Panelists spent substantial time on Question 5 discussing what growers report in INMP summary tables, who calculates R (nitrogen removed), and how auditing should be handled.
Daniel Geisler and Ali Montazar reviewed example summary tables used by an East San Joaquin Valley coalition and noted the extensive per-field data being requested (irrigation methods, irrigation efficiency practices, applied nitrogen, yields, crop age, acres, and other entries). Panelists flagged ambiguities for multi-crop fields and urged adding soil texture/series to the form to improve interpretation of leaching risk.
Panelists debated whether coalitions or growers should calculate R. In the Central Valley coalitions typically calculate R from grower-reported yields and regional coefficients; on the Central Coast growers often do more of the calculation themselves. Michael Khan stressed the need for a clear narrative or process to document how A and R were computed so future audits are traceable: "It would be good to have information on what was the process in coming up with A," he said.

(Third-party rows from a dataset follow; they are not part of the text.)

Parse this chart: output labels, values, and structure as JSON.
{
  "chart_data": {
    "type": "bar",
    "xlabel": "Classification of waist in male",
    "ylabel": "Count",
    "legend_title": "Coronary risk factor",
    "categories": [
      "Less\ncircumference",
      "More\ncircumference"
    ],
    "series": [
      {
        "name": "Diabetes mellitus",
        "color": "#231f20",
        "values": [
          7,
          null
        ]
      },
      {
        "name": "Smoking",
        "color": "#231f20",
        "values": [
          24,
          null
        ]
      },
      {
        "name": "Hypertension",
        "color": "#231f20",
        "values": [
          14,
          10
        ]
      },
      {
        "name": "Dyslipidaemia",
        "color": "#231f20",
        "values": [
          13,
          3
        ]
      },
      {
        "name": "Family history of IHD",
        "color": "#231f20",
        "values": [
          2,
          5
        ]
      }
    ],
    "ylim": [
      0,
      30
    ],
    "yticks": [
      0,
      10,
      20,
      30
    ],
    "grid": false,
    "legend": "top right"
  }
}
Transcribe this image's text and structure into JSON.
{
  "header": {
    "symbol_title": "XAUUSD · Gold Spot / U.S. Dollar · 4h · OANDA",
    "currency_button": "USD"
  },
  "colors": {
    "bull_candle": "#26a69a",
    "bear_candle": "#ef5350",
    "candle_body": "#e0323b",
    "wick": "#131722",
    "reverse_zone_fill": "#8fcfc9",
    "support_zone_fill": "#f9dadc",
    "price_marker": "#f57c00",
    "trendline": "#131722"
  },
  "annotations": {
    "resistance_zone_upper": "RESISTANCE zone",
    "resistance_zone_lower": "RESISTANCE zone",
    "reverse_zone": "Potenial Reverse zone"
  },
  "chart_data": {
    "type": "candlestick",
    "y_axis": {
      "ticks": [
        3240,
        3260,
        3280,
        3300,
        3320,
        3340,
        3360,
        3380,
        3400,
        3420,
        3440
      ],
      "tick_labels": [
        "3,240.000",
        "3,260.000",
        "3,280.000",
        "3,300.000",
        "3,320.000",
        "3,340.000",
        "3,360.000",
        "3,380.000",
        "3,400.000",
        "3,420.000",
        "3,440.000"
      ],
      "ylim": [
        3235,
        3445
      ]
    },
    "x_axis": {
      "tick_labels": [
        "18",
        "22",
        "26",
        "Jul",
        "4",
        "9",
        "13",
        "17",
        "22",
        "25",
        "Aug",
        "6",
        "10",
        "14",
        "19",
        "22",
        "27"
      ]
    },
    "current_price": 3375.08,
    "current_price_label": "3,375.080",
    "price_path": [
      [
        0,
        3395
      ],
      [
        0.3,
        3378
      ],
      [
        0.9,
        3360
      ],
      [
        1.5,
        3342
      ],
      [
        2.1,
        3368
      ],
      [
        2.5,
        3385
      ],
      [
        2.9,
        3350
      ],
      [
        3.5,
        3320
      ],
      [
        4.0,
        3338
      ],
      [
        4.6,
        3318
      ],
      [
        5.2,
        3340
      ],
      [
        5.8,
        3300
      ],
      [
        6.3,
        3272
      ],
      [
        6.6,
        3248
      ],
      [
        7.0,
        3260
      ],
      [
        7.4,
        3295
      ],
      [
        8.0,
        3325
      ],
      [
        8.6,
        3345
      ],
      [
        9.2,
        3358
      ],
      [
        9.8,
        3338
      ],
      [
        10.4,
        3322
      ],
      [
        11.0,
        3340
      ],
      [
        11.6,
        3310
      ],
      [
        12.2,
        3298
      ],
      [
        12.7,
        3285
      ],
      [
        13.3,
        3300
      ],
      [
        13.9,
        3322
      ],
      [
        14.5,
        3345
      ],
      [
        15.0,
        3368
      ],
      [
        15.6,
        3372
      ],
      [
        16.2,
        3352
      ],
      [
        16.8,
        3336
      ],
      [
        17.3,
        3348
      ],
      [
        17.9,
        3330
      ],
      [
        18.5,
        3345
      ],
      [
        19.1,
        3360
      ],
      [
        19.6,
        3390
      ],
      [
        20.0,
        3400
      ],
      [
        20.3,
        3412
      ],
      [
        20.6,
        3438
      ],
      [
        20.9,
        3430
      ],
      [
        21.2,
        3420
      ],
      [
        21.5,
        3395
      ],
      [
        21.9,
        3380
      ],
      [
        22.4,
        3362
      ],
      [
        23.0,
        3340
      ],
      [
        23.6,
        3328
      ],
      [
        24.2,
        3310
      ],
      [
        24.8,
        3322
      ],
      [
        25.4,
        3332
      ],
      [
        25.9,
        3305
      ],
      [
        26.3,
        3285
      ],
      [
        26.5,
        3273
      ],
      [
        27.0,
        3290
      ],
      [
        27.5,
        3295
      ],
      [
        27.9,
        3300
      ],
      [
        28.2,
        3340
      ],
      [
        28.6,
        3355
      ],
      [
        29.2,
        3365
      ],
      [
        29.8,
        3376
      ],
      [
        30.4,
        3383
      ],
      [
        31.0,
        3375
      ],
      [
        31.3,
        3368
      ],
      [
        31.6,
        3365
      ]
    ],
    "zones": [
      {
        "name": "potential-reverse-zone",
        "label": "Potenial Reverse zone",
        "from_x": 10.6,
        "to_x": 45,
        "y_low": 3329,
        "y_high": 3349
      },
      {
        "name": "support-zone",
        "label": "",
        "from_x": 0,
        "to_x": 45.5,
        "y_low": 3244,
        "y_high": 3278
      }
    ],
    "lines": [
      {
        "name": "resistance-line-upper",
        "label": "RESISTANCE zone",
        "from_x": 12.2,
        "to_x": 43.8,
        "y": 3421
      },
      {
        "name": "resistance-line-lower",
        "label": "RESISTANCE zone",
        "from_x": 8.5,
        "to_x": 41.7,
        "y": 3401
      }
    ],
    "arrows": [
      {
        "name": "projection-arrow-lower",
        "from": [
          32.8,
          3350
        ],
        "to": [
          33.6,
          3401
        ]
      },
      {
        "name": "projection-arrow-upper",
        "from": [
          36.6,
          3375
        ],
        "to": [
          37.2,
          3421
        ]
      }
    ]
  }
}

On auditing and QA/QC, the panel recommended a pragmatic approach: allow an initial learning period (staff and coalitions suggested two to three years) before instituting comprehensive audits, and have coalitions screen for outliers and contact growers about anomalous values. The panel cautioned against instantly publishing highly granular field-level data without consideration of privacy and practical implications.
Panel direction: staff will accept written edits and clarifications (requested by Dec. 1) and consolidate them for the next meeting, with the intent to standardize where feasible but preserve regional flexibility in summary templates.